At room temperature and pressure, physical contact with normal concentrations of R-134a vapors is not hazardous. In liquid form, however, R-134a refrigerant can freeze skin and eye tissue on contact. If skin exposure occurs, the exposed area should be soaked in luke warm water until thawed. Then apply a non-medicated ointment such as white petroleum jelly until medical treatment can be obtained. In case of eye contact, flush the eyes with water for 15 minutes; then apply a light bandage.

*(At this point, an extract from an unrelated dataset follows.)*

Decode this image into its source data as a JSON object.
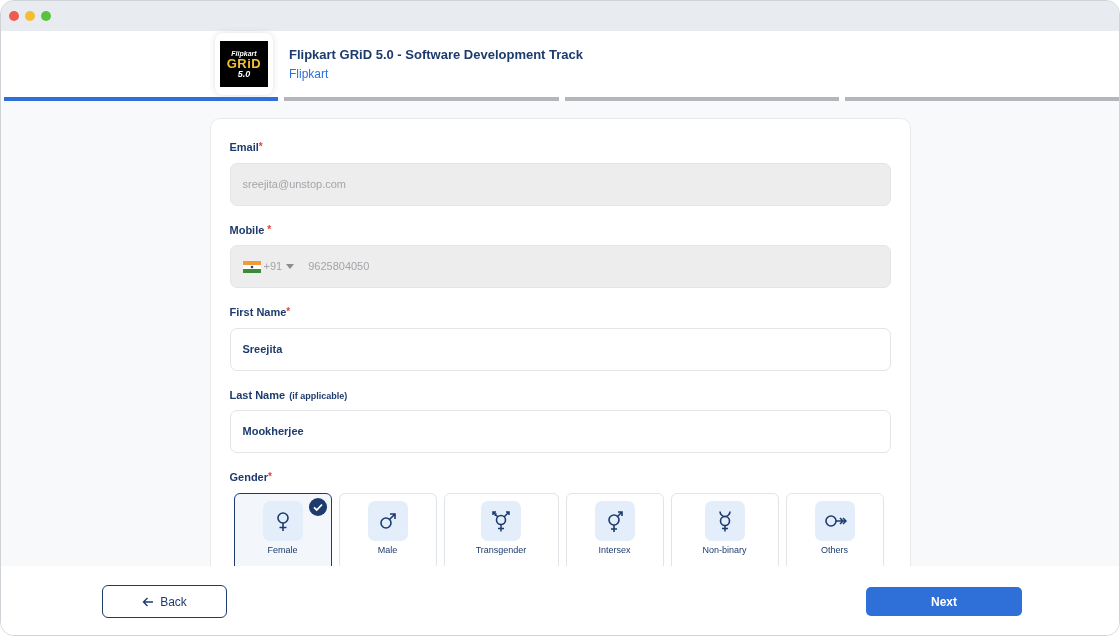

At room temperature and atmospheric pressure, R-134a refrigerant is not flammable. At pressures as low as 5.5 psig and 350°F (177oC) when mixed with air in concentrations over 60 percent by volume, R-134a is combustible. At lower temperatures, higher pressures are required for combustion. At ambient temperatures, all concentrations of R-134a refrigerant are nonflammable at pressures below 15 psig. Combustible mixtures of air and R-134a may form when liquid R-134a refrigerant is pumped into a closed vessel if the initial air pressure is greater than one atmosphere and the final pressure is over 300 psig.

WARNING: NEVER HANDLE REFRIGERANT CONTAINERS WITH BARE HANDS. FROST MAY CAUSE HANDS TO BE FROZEN TO THE CONTAINER. ALWAYS WEAR PROTECTIVE CLOTHING WHEN THERE IS RISK OF BEING EXPOSED TO LIQUID REFRIGERANT. WEAR LINED BUTYL GLOVES AND SIDE SHIELD CHEMICAL SPLASH GOGGLES. NIOSH APPROVED RESPIRATORY PROTECTION SHOULD BE WORN IN HIGH CONCENTRATIONS OF VAPOR. SELF-CONTAINED BREATHING APPARATUS IS REQUIRED IF A LARGE SPILL OCCURS.

WARNING: BLINDNESS MAY RESULT FROM LIQUID REFRIGERANT CONTACTING THE EYES. FROST BITE MAY RESULT FROM CONTACT WITH THE SKIN. IN ALL CASES OF EXPOSURE TO LIQUID REFRIGERANT OR HIGH CONCENTRATIONS OF VAPOR, SEEK IMMEDIATE MEDICAL AID.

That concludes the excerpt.